Un dossier sul caso Orlandi. Nuovi veleni in Vaticano

Mezzo miliardo di lire speso dalla Santa Sede per gestire la scomparsa della ragazza. Ma il carteggio sa di falso

Un dossier sul caso Orlandi. Nuovi veleni in Vaticano

Un documento clamoroso che apre un nuovo capitolo sul giallo della scomparsa di Emanuela Orlandi, la giovanissima cittadina vaticana misteriosamente svanita nel nulla nel giugno del 1983. A pubblicare il carteggio riservato sono stati il Corriere della Sera e La Repubblica, anticipando il contenuto di un nuovo libro di Emiliano Fittipaldi («Gli impostori»). I contenuti del carteggio, se il documento fosse vero, sarebbero esplosivi: si tratta di una nota che sarebbe stata redatta nel 1998 dall'Apsa, l'Amministrazione del Patrimonio della Sede Apostolica, contenente una rendicontazione di tutte le spese che sarebbero state sostenute dal Vaticano per gestire la vicenda di Emanuela Orlandi e tenere la ragazza lontana da Roma, più precisamente a Londra. Una spesa di quasi 500 milioni di vecchie lire avvenuta tra il 1983 e il 1997.

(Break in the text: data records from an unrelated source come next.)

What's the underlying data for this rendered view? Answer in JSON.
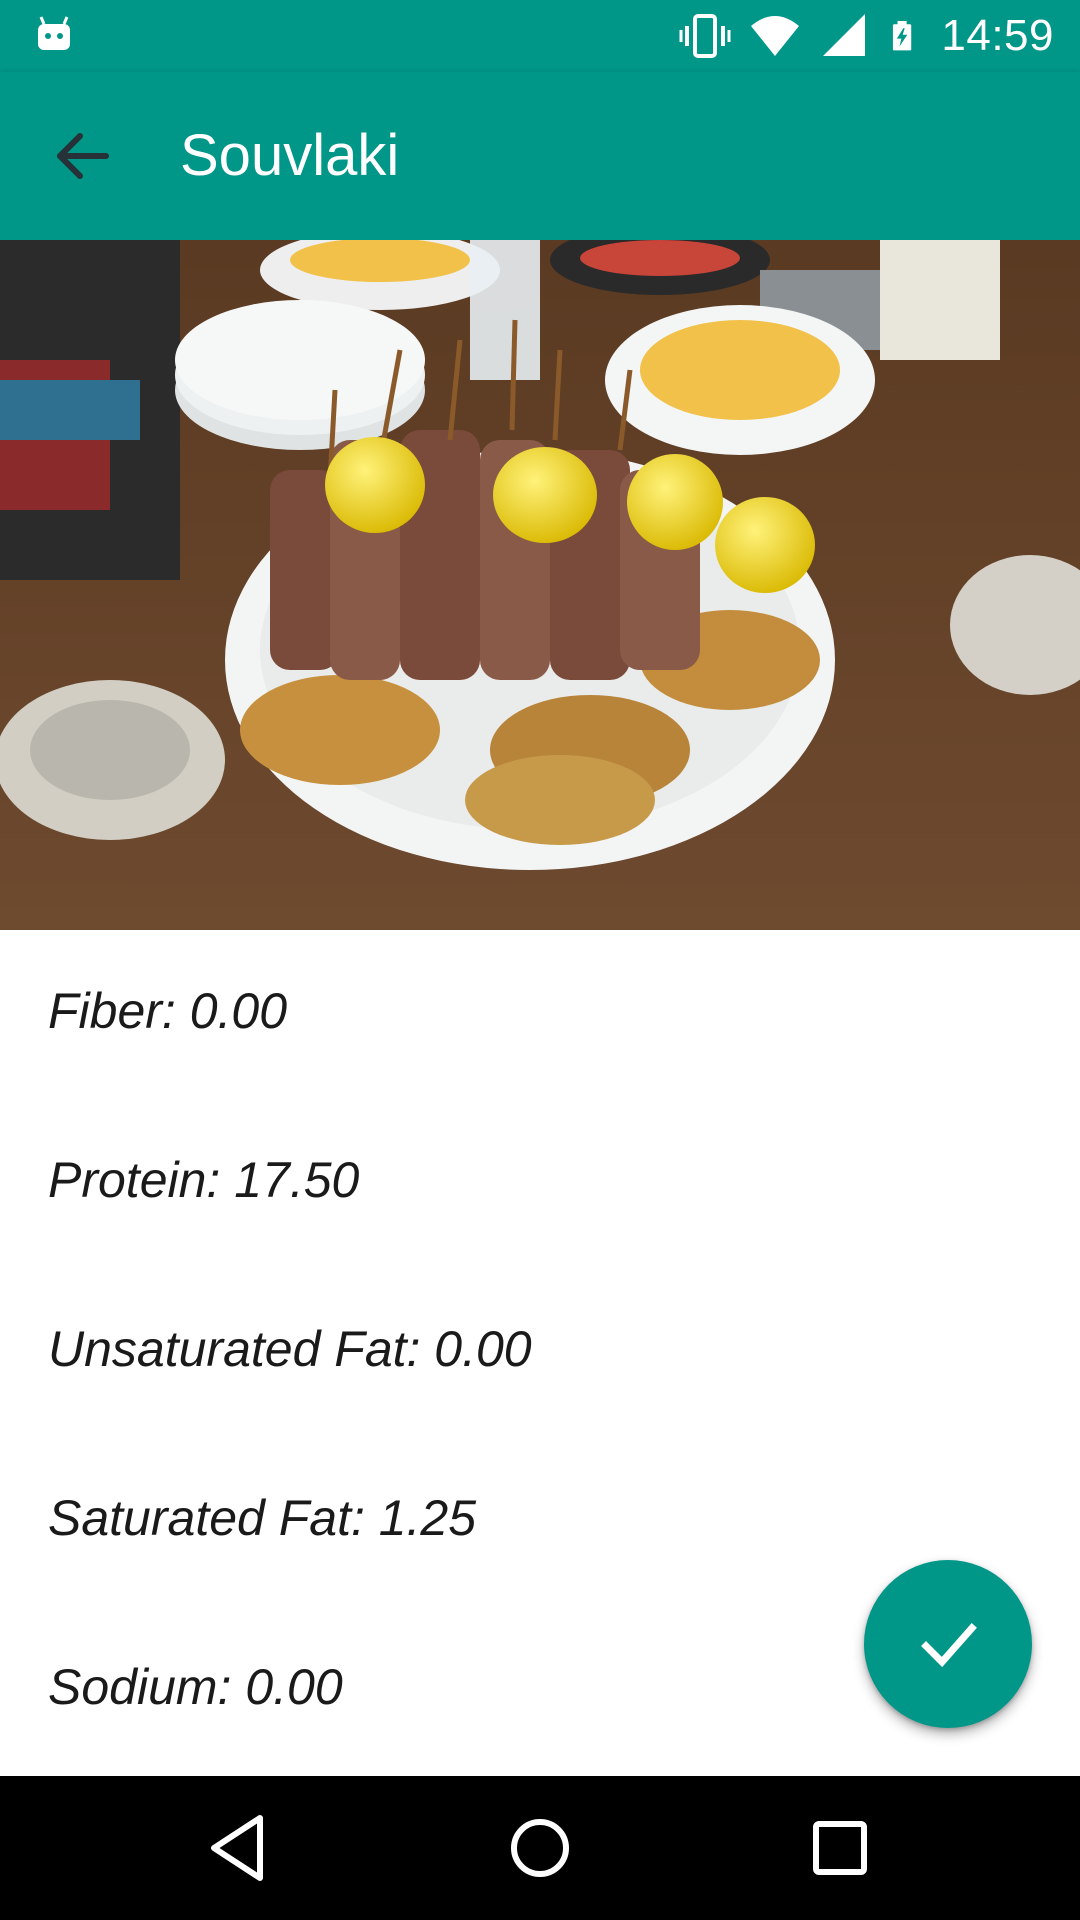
{
  "status_bar": {
    "time": "14:59",
    "icons": [
      "android-icon",
      "vibrate-icon",
      "wifi-icon",
      "signal-icon",
      "battery-charging-icon"
    ]
  },
  "app_bar": {
    "title": "Souvlaki",
    "back_icon": "arrow-back-icon"
  },
  "image": {
    "subject": "souvlaki-plate-photo"
  },
  "nutrients": [
    {
      "label": "Fiber: 0.00"
    },
    {
      "label": "Protein: 17.50"
    },
    {
      "label": "Unsaturated Fat: 0.00"
    },
    {
      "label": "Saturated Fat: 1.25"
    },
    {
      "label": "Sodium: 0.00"
    }
  ],
  "fab": {
    "icon": "check-icon"
  },
  "nav_bar": {
    "icons": [
      "back-triangle-icon",
      "home-circle-icon",
      "recents-square-icon"
    ]
  },
  "colors": {
    "primary": "#009688",
    "nav_bar": "#000000",
    "text": "#1a1a1a"
  }
}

Nel carteggio, indirizzato all'allora Sostituto della Segreteria di Stato, Giovanni Battista Re, oggi vice-decano del Collegio Cardinalizio, e all'allora Segretario per i Rapporti con gli Stati, Jean-Louis Tauran, il cardinale Lorenzo Antonetti, all'epoca a capo dell'APSA, indicherebbe delle uscite monetarie incredibili: il pagamento, ad esempio, delle parcelle di una ginecologa britannica, una spesa di 9 milioni di lire per «attività investigativa relativa al depistaggio», 50 milioni per «attività d'indagine riservata diretta dal Cardinale Casaroli» (a quei tempi Segretario di Stato Vaticano), oppure 8 milioni per il pagamento della «retta vitto e alloggio 176 Chapman Road Londra», l'indirizzo dove avrebbe vissuto Emanuela Orlandi, a spese del Vaticano, fino al 1997. Il documento, come racconta il giornalista Emiliano Fittipaldi, arriverebbe proprio dai palazzi d'Oltretevere, in particolare dalla cassaforte dell'ormai soppressa Prefettura degli Affari Economici che, nella notte tra il 29 e il 30 marzo 2014, era stata scassinata. Tra i documenti rubati c'era l'archivio della Commissione Pontificia COSEA, organismo di cui era coordinatore Mons. Lucio Angel Vallejo Balda e di cui era membro Francesca Immacolata Chaouqui, entrambi poi condannati dalla giustizia vaticana per lo scandalo Vatileaks 2.

«Non ho mai visto quel documento pubblicato da Fittipaldi, non ho mai ricevuto alcuna rendicontazione su eventuali spese effettuate per il caso di Emanuela Orlandi» ha spiegato a Tgcom24 il cardinale Giovanni Battista Re, che risulta tra i destinatari del documento del 1998. «È un documento falso e ridicolo» ha commentato Greg Burke, direttore della Sala Stampa Vaticana. E in effetti, gli indizi per parlare di autentica «patacca» ci sono tutti. A partire dal nome di battesimo di uno dei destinatari, Jean-Louis Tauran, nella lettera ribattezzato invece «Jean Luis» e al quale il mittente si rivolge definendolo «Sua Riverita Eccellenza», anziché «Sua Eccellenza Reverendissima». Basta poi leggere la prima riga del carteggio, per rendersi conto di esser di fronte ad una polpetta avvelenata: si parla di «Prefettura dell'Amministrazione del Patrimonio della Sede Apostolica», ma l'APSA, all'epoca, come oggi, è guidata da un «Presidente» e non da un «Prefetto».

La lettera si chiude poi con la firma dattiloscritta del cardinale Lorenzo Antonetti, ma non c'è traccia di alcuna firma autografa o di timbri ufficiali dell'APSA. Tutti e cinque i fogli sono insomma puliti. In serata il Vaticano ha sottolineato che il dossier «lede l'onore della Santa Sede. Esprimiamo vicinanza alla famiglia Orlandi».